Quiz

Get the quiz sheet for this module from the general Assessments page. Fill it in, then submit to the online grading system before the deadline.

Exercise

Overview

For this exercise, we will participate in one more Tidy Tuesday exercise. This time, we’ll apply a full analysis workflow to the data.

This is another solo exercise, so no group work this week, but of course more GitHub. This exercise will go into your portfolio.

Setup

Use your portfolio website. Make sure it’s up to date and fully synced. Open it in R Studio. From last week’s exercise, you should have an empty Rmd file called tidytuesday_exercise2.Rmd. Open it, that’s where you’ll write your Tidy Tuesday analysis.

Go to the TidyTuesday Github repository. Look for the dataset for this week, and read the instructions on how to get the data. You will also be provided with a data dictionary. If the data is available for download, place it somewhere in your portfolio repository (e.g., you can make a new folder called data).

What to do

Write code and text to perform the following steps:

  1. Load, wrangle and explore the data. By now you know this is an iterative procedure, so it’s ok to have these parts of the process/code intertwined.

  2. Once you understand the data sufficiently, formulate a question/hypothesis. This will determine your outcome of interest and, if applicable, main predictor(s) of interest. Since we don’t know the data yet, it might be that the question is a bit contrived and not actually too interesting, but I’m sure there will be more than one potentially reasonable question one can ask, no matter what the data will be.
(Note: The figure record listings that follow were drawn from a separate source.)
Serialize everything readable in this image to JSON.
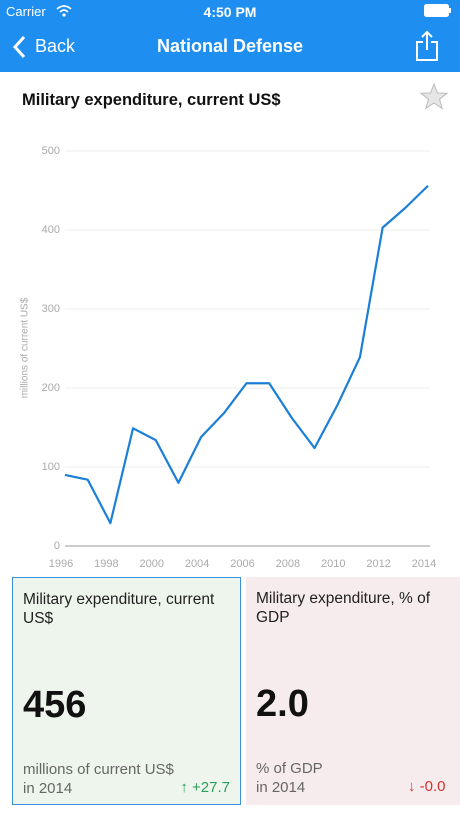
{
  "status_bar": {
    "carrier": "Carrier",
    "time": "4:50 PM"
  },
  "nav": {
    "back": "Back",
    "title": "National Defense"
  },
  "chart_data": {
    "type": "line",
    "title": "Military expenditure, current US$",
    "y_label": "millions of current US$",
    "categories": [
      "1996",
      null,
      "1998",
      null,
      "2000",
      null,
      "2004",
      null,
      "2006",
      null,
      "2008",
      null,
      "2010",
      null,
      "2012",
      null,
      "2014"
    ],
    "values": [
      90,
      84,
      29,
      149,
      134,
      80,
      138,
      168,
      206,
      206,
      162,
      124,
      178,
      239,
      403,
      428,
      456
    ],
    "color": "#1b7fd8",
    "ylim": [
      0,
      500
    ],
    "yticks": [
      0,
      100,
      200,
      300,
      400,
      500
    ],
    "grid": true
  },
  "cards": [
    {
      "title": "Military expenditure, current US$",
      "value": "456",
      "unit": "millions of current US$",
      "year": "in 2014",
      "arrow": "↑",
      "change": "+27.7"
    },
    {
      "title": "Military expenditure, % of GDP",
      "value": "2.0",
      "unit": "% of GDP",
      "year": "in 2014",
      "arrow": "↓",
      "change": "-0.0"
    }
  ]
}
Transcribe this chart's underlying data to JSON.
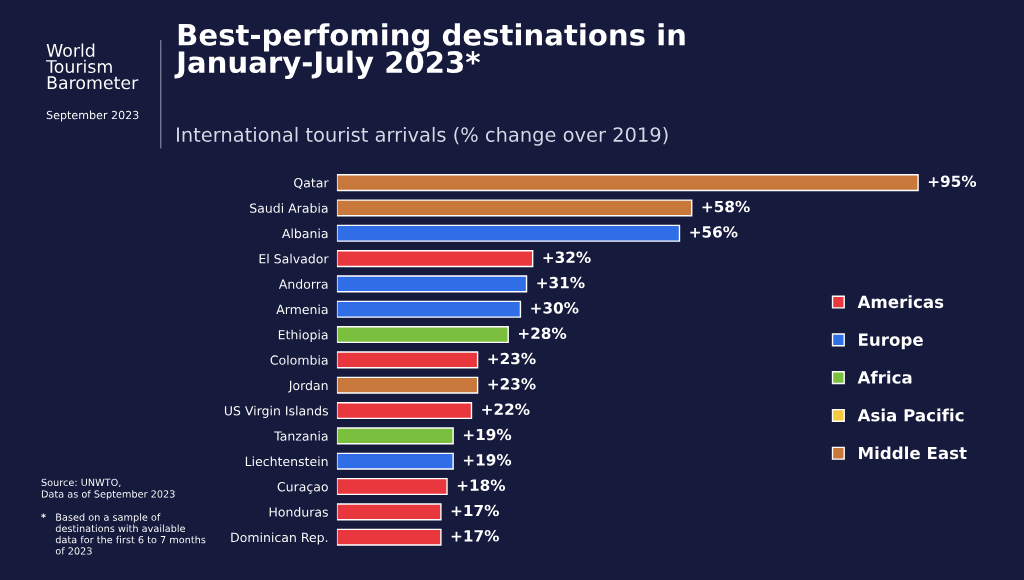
{
  "chart_data": {
    "type": "bar",
    "orientation": "horizontal",
    "title": "Best-perfoming destinations in\nJanuary-July 2023*",
    "subtitle": "International tourist arrivals (% change over 2019)",
    "categories": [
      "Qatar",
      "Saudi Arabia",
      "Albania",
      "El Salvador",
      "Andorra",
      "Armenia",
      "Ethiopia",
      "Colombia",
      "Jordan",
      "US Virgin Islands",
      "Tanzania",
      "Liechtenstein",
      "Curaçao",
      "Honduras",
      "Dominican Rep."
    ],
    "series": [
      {
        "name": "Americas",
        "color": "#e8383d",
        "values": [
          null,
          null,
          null,
          32,
          null,
          null,
          null,
          23,
          null,
          22,
          null,
          null,
          18,
          17,
          17
        ],
        "value_labels": [
          null,
          null,
          null,
          "+32%",
          null,
          null,
          null,
          "+23%",
          null,
          "+22%",
          null,
          null,
          "+18%",
          "+17%",
          "+17%"
        ]
      },
      {
        "name": "Europe",
        "color": "#2f6ee6",
        "values": [
          null,
          null,
          56,
          null,
          31,
          30,
          null,
          null,
          null,
          null,
          null,
          19,
          null,
          null,
          null
        ],
        "value_labels": [
          null,
          null,
          "+56%",
          null,
          "+31%",
          "+30%",
          null,
          null,
          null,
          null,
          null,
          "+19%",
          null,
          null,
          null
        ]
      },
      {
        "name": "Africa",
        "color": "#7bbf3f",
        "values": [
          null,
          null,
          null,
          null,
          null,
          null,
          28,
          null,
          null,
          null,
          19,
          null,
          null,
          null,
          null
        ],
        "value_labels": [
          null,
          null,
          null,
          null,
          null,
          null,
          "+28%",
          null,
          null,
          null,
          "+19%",
          null,
          null,
          null,
          null
        ]
      },
      {
        "name": "Asia Pacific",
        "color": "#f5ca3f",
        "values": [
          null,
          null,
          null,
          null,
          null,
          null,
          null,
          null,
          null,
          null,
          null,
          null,
          null,
          null,
          null
        ],
        "value_labels": [
          null,
          null,
          null,
          null,
          null,
          null,
          null,
          null,
          null,
          null,
          null,
          null,
          null,
          null,
          null
        ]
      },
      {
        "name": "Middle East",
        "color": "#c8783a",
        "values": [
          95,
          58,
          null,
          null,
          null,
          null,
          null,
          null,
          23,
          null,
          null,
          null,
          null,
          null,
          null
        ],
        "value_labels": [
          "+95%",
          "+58%",
          null,
          null,
          null,
          null,
          null,
          null,
          "+23%",
          null,
          null,
          null,
          null,
          null,
          null
        ]
      }
    ],
    "legend": "right",
    "annotations": [
      "World\nTourism\nBarometer",
      "September 2023",
      "Source: UNWTO,\nData as of September 2023",
      "*",
      "Based on a sample of\ndestinations with available\ndata for the first 6 to 7 months\nof 2023"
    ]
  }
}
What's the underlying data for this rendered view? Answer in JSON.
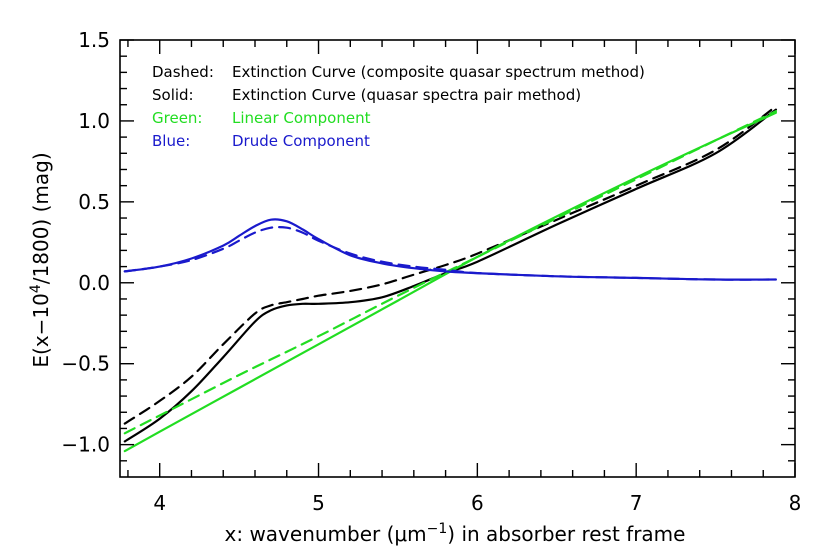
{
  "chart_data": {
    "type": "line",
    "xlabel_parts": [
      "x: wavenumber (",
      "μm",
      "−1",
      ") in absorber rest frame"
    ],
    "ylabel_parts": [
      "E(x−10",
      "4",
      "/1800) (mag)"
    ],
    "xlim": [
      3.75,
      8.0
    ],
    "ylim": [
      -1.2,
      1.5
    ],
    "x_ticks": [
      4,
      5,
      6,
      7,
      8
    ],
    "x_tick_labels": [
      "4",
      "5",
      "6",
      "7",
      "8"
    ],
    "y_ticks": [
      -1.0,
      -0.5,
      0.0,
      0.5,
      1.0,
      1.5
    ],
    "y_tick_labels": [
      "−1.0",
      "−0.5",
      "0.0",
      "0.5",
      "1.0",
      "1.5"
    ],
    "grid": false,
    "legend": [
      {
        "label": "Dashed:",
        "text": "Extinction Curve (composite quasar spectrum method)",
        "color": "#000000"
      },
      {
        "label": "Solid:",
        "text": "Extinction Curve (quasar spectra pair method)",
        "color": "#000000"
      },
      {
        "label": "Green:",
        "text": "Linear Component",
        "color": "#22dd22"
      },
      {
        "label": "Blue:",
        "text": "Drude Component",
        "color": "#1a1acc"
      }
    ],
    "series": [
      {
        "style": "dashed",
        "color": "#000000",
        "x": [
          3.78,
          4.0,
          4.2,
          4.4,
          4.6,
          4.7,
          4.8,
          4.9,
          5.0,
          5.2,
          5.4,
          5.6,
          5.8,
          6.0,
          6.5,
          7.0,
          7.5,
          7.88
        ],
        "y": [
          -0.87,
          -0.73,
          -0.58,
          -0.38,
          -0.19,
          -0.14,
          -0.12,
          -0.1,
          -0.08,
          -0.05,
          -0.01,
          0.05,
          0.11,
          0.18,
          0.39,
          0.6,
          0.82,
          1.09
        ]
      },
      {
        "style": "solid",
        "color": "#000000",
        "x": [
          3.78,
          4.0,
          4.2,
          4.4,
          4.6,
          4.7,
          4.8,
          4.9,
          5.0,
          5.2,
          5.4,
          5.6,
          5.8,
          6.0,
          6.5,
          7.0,
          7.5,
          7.88
        ],
        "y": [
          -0.98,
          -0.84,
          -0.67,
          -0.46,
          -0.24,
          -0.17,
          -0.14,
          -0.13,
          -0.13,
          -0.12,
          -0.09,
          -0.02,
          0.06,
          0.13,
          0.36,
          0.58,
          0.8,
          1.07
        ]
      },
      {
        "style": "dashed",
        "color": "#22dd22",
        "x": [
          3.78,
          4.0,
          4.5,
          5.0,
          5.5,
          6.0,
          6.5,
          7.0,
          7.5,
          7.88
        ],
        "y": [
          -0.93,
          -0.82,
          -0.57,
          -0.33,
          -0.08,
          0.16,
          0.4,
          0.64,
          0.88,
          1.06
        ]
      },
      {
        "style": "solid",
        "color": "#22dd22",
        "x": [
          3.78,
          4.0,
          4.5,
          5.0,
          5.5,
          6.0,
          6.5,
          7.0,
          7.5,
          7.88
        ],
        "y": [
          -1.04,
          -0.92,
          -0.65,
          -0.38,
          -0.11,
          0.16,
          0.41,
          0.65,
          0.88,
          1.05
        ]
      },
      {
        "style": "dashed",
        "color": "#1a1acc",
        "x": [
          3.78,
          4.0,
          4.2,
          4.4,
          4.5,
          4.6,
          4.7,
          4.8,
          4.9,
          5.0,
          5.2,
          5.4,
          5.6,
          5.8,
          6.0,
          6.5,
          7.0,
          7.5,
          7.88
        ],
        "y": [
          0.07,
          0.1,
          0.14,
          0.21,
          0.26,
          0.31,
          0.34,
          0.34,
          0.31,
          0.26,
          0.18,
          0.13,
          0.1,
          0.08,
          0.06,
          0.04,
          0.03,
          0.02,
          0.02
        ]
      },
      {
        "style": "solid",
        "color": "#1a1acc",
        "x": [
          3.78,
          4.0,
          4.2,
          4.4,
          4.5,
          4.6,
          4.7,
          4.8,
          4.9,
          5.0,
          5.2,
          5.4,
          5.6,
          5.8,
          6.0,
          6.5,
          7.0,
          7.5,
          7.88
        ],
        "y": [
          0.07,
          0.1,
          0.15,
          0.23,
          0.29,
          0.35,
          0.39,
          0.38,
          0.33,
          0.27,
          0.17,
          0.12,
          0.09,
          0.07,
          0.06,
          0.04,
          0.03,
          0.02,
          0.02
        ]
      }
    ]
  }
}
  3. Once you determine the question and thus your outcome and main predictors, further pre-process and clean the data as needed. Then split into train/test.

  4. Fit at least 4 different ML models to the data using the tidymodels framework we practiced. Use the CV approach for model training/fitting. Explore the quality of each model by looking at performance, residuals, uncertainty, etc. All of this should still be evaluated using the training/CV data. You can of course recycle code from the previous exercise, but I also encourage you to explore further, e.g. try different ML models or use different metrics. You might have to do that anyway, depending on your question/outcome.

  5. Based on the model evaluations, decide on one model you think is overall best. Explain why. It doesn’t have to be the model with the best performance. You make the choice, just explain why you picked the one you picked.

  6. As a final, somewhat honest assessment of the quality of the model you chose, evaluate it (performance, residuals, uncertainty, etc.) on the test data. This is the only time you are allowed to touch the test data, and only once. Report model performance on the test data.

  7. Summarize everything you did and found in a discussion. Of course, your Rmd file should contain commentary/documentation on everything you do for each step.

General pointers

Add ample information/documentation in the form of either code comments or text in the Rmd file. Ideally both. You should provide a running commentary on what you do, why you do it, and if you use some R trickery, maybe also how (so if you stare at it in a few weeks, you can remember what in the world you did back then 😄).

I don’t want to see any p-values anywhere 😁! This is an exploratory analysis, thus there is no place for p-values.

Finish up

Once done with your Tidy Tuesday analysis, rebuild your portfolio site to make sure everything works and looks good, that all the links work, etc. Then push to GitHub by the deadline. Since this will be on your portfolio website, and I know where to find it, there is no need to post any link this week.

And you are again free to broadcast your effort on social media, e.g., using the #tidytuesday hash tag on Twitter. I’ll again be looking out for #MADA2021 tagged tweets 😁.

Discussion

Write a post in this week’s discussion channel that addresses this topic:

Now that we’ve essentially reached the end of the course and did the whole data-analysis pipeline, which specific topics in the data-analysis workflow do you still find unclear/confusing? Which ones do you wish we had covered more? Are you looking for further resources on a specific topic and haven’t found anything good?

Post by Wednesday, then comment on each others posts. I hope this discussion will allow us to point each other to further possibly helpful resources and maybe help clarify some still open questions.

And just to re-iterate: I very much welcome contributions to the course pages, so if you have resources you think should be added, or sections that are unclear and you can improve, please contribute! By now you know how to do that: Fork the course repo, make changes, send a pull request. I’ll take a look, if things look good I’ll merge. And of course add you to the Acknowledgments section of the course 😄.